Site participation in ANDA-L

Site participation in ANDA

ANDA welcomes participation from all diabetes centres including primary, secondary and tertiary care.

ANDA provides annual, individualised data and quality reports to sites to allow them to benchmark their own performance against other participating centres. This provides health services a unique opportunity to identify strengths and weaknesses in the services they provide.

Participating sites are also provided with access to the data they provide and can use this for their own quality audits, research and/or reporting.

Ethics and research governance

Central Human Research and Ethics Committee (HREC) approval of the ANDA protocol and related documentation has been obtained from Monash Health.

National Research and Evaluation Ethics Committee (NREEC) approval of the ANDA protocol has also been obtained from the Royal Australian College of General Practitioners (RACGP).

Every diabetes centre should seek advice regarding local ethics requirements prior to commencing data collection.

The ANDA Project team can assist with compilation of HREC applications. This will ensure that the HREC approval and ethical requirements remain consistent across participating ANDA sites.

Some sites’ HREC may acknowledge previous approval from a recognised HREC without having an application fully reviewed by a full HREC committee at a scheduled meeting.

How to participate

To contribute to ANDA, diabetes centres must nominate a local site lead. The site lead is responsible for centre participation and compliance with ANDA policies and procedures. Please refer to policies and procedures link.

Diabetes centres are required to register their participation with the ANDA Secretariat to proceed with data collection. They will be given access to the ANDA User documents for assistance in collecting data.

Measuring quality of care

ANDA has adopted a number of key performance indicators to monitor and benchmark the performance of health services providing diabetes care.

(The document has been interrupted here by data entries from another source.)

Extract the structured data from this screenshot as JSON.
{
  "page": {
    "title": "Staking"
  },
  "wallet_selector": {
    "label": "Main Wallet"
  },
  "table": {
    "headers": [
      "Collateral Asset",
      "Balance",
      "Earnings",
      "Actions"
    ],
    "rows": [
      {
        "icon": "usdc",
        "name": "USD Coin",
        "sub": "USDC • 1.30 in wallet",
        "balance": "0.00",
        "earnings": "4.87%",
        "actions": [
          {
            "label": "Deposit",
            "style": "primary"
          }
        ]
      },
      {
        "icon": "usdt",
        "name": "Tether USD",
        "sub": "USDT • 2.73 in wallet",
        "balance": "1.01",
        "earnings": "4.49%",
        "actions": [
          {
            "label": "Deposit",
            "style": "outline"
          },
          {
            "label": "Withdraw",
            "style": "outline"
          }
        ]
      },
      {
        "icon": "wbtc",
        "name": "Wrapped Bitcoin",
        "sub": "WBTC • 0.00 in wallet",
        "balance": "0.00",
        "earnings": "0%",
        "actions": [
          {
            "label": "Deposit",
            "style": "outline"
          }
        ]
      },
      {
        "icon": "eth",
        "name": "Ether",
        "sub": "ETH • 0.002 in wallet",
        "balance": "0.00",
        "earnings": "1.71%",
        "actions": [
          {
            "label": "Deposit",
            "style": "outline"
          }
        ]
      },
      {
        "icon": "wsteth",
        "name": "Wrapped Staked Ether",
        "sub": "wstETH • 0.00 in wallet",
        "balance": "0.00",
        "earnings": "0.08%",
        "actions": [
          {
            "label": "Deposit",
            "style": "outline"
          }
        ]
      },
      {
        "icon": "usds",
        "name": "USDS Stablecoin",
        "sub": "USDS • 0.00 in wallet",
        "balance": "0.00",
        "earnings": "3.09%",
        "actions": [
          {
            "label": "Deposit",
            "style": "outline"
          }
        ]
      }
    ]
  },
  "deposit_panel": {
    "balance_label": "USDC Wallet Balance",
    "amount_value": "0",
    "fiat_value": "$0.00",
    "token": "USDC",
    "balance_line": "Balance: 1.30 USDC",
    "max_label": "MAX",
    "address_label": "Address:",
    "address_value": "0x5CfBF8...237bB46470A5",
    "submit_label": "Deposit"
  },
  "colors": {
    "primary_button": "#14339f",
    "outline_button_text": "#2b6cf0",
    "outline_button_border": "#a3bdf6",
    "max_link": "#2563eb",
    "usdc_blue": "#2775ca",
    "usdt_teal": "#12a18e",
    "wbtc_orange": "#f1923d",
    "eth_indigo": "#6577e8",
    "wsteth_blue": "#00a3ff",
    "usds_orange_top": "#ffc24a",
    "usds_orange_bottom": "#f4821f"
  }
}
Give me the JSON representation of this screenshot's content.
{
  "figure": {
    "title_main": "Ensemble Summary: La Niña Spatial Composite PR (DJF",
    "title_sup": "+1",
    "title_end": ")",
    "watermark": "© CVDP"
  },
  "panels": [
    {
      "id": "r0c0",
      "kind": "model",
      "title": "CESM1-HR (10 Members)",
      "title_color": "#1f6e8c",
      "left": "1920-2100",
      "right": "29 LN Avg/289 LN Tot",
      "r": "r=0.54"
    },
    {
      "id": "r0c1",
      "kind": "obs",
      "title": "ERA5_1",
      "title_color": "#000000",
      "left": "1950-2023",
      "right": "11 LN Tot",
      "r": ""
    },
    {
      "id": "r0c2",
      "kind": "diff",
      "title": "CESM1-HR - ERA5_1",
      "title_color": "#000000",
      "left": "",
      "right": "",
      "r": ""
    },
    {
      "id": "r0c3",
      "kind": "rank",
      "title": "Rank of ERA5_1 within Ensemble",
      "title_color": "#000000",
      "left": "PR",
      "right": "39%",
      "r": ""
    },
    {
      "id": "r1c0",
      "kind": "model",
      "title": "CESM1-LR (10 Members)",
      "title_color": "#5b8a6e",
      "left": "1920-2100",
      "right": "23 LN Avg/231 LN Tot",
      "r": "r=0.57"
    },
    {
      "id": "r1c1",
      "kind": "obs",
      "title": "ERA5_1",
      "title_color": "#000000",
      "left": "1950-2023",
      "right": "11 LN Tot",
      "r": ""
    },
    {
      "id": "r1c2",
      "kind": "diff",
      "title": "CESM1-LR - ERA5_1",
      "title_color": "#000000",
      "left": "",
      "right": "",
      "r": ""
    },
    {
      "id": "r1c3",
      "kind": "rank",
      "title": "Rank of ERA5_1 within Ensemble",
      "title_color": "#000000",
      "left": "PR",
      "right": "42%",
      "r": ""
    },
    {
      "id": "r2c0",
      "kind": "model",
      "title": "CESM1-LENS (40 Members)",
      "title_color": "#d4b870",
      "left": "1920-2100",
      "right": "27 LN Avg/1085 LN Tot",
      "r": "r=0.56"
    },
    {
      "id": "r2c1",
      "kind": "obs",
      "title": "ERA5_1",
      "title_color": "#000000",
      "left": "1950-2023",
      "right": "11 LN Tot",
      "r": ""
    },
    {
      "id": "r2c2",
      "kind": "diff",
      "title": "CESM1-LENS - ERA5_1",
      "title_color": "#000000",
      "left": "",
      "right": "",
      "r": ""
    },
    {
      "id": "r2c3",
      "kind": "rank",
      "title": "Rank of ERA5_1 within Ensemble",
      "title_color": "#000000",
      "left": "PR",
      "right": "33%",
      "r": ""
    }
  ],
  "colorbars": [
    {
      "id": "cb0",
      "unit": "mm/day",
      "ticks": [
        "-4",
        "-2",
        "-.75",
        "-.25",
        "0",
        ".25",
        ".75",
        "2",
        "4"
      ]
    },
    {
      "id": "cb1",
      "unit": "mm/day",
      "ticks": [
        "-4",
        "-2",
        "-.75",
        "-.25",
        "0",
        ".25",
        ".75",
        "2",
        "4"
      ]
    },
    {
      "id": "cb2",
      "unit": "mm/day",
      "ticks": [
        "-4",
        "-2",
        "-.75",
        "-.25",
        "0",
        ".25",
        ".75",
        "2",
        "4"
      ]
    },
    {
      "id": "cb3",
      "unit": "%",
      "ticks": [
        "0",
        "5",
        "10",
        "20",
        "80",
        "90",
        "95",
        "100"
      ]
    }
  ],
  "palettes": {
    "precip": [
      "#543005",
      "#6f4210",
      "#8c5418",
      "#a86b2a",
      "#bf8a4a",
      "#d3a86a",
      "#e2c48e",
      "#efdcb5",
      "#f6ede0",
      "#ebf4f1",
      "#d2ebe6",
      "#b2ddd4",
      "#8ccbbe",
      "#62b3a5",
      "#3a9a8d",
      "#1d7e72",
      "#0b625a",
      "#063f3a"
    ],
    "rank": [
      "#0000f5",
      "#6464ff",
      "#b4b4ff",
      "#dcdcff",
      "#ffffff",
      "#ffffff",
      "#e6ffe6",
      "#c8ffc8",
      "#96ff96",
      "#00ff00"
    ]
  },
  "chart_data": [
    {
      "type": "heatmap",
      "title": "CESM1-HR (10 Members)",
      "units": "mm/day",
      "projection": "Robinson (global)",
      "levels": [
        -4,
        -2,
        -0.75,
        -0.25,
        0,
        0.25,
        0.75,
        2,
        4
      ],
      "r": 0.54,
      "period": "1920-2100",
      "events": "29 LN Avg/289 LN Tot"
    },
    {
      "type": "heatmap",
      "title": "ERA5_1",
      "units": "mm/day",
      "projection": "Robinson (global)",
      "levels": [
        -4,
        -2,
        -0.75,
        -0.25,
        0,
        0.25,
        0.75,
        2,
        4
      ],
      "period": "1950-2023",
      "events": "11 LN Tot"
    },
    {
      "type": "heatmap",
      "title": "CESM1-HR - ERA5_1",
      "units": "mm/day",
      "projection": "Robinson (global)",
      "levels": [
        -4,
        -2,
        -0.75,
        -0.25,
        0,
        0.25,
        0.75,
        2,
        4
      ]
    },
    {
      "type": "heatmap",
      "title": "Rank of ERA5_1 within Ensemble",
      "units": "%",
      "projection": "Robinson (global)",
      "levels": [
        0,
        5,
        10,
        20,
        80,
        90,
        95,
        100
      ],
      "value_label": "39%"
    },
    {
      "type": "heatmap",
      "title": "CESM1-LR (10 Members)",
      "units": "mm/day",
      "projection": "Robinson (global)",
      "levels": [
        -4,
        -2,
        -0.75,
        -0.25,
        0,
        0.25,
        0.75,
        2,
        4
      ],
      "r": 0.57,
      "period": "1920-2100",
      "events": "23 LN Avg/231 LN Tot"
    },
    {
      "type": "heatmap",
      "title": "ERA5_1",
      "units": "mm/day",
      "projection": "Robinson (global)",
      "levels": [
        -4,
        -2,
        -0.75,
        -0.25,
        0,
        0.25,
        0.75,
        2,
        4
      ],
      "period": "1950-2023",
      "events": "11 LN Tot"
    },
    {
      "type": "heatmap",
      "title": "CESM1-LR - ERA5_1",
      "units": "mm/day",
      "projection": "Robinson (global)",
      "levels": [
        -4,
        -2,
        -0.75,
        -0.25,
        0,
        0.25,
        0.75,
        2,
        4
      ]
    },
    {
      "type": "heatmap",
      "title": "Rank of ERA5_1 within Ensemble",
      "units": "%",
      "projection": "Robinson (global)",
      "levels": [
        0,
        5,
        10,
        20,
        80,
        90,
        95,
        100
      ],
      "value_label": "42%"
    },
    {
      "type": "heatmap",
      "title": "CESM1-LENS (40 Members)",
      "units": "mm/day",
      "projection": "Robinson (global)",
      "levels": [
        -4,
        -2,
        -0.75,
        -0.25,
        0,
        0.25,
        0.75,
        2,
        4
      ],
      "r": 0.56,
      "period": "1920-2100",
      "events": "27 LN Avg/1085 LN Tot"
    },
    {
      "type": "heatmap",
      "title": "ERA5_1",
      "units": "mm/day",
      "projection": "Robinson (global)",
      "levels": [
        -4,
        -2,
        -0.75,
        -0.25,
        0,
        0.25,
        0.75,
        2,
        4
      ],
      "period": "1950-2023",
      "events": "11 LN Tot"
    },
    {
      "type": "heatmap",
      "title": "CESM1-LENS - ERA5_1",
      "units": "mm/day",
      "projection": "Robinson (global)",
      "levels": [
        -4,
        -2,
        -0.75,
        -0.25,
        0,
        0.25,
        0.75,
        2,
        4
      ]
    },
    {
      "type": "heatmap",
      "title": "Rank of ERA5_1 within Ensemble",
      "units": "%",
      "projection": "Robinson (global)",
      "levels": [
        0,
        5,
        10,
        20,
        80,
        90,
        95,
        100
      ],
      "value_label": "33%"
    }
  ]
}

Such indicators reported for the 2 data collection modules of ANDA are:

• Diabetes type
• Diabetes management
• Blood glucose control
• Blood pressure
• Height, weight
• Smoking status
• Lipids
• Kidney function
• Complications
• Comorbidities
• Health professional attendances
• Patient self-care practices
• Quality of life assessment

ANDA reporting

ANDA produces two annual reports:

1. Individualised aggregate site reports
2. Pooled aggregate national reports approved by the Australian Government Department of Health.

Reporting periods are consistent so that sites can compare their current performance against previous reporting periods and also use this information for the benefit of benchmarking and quality improvement.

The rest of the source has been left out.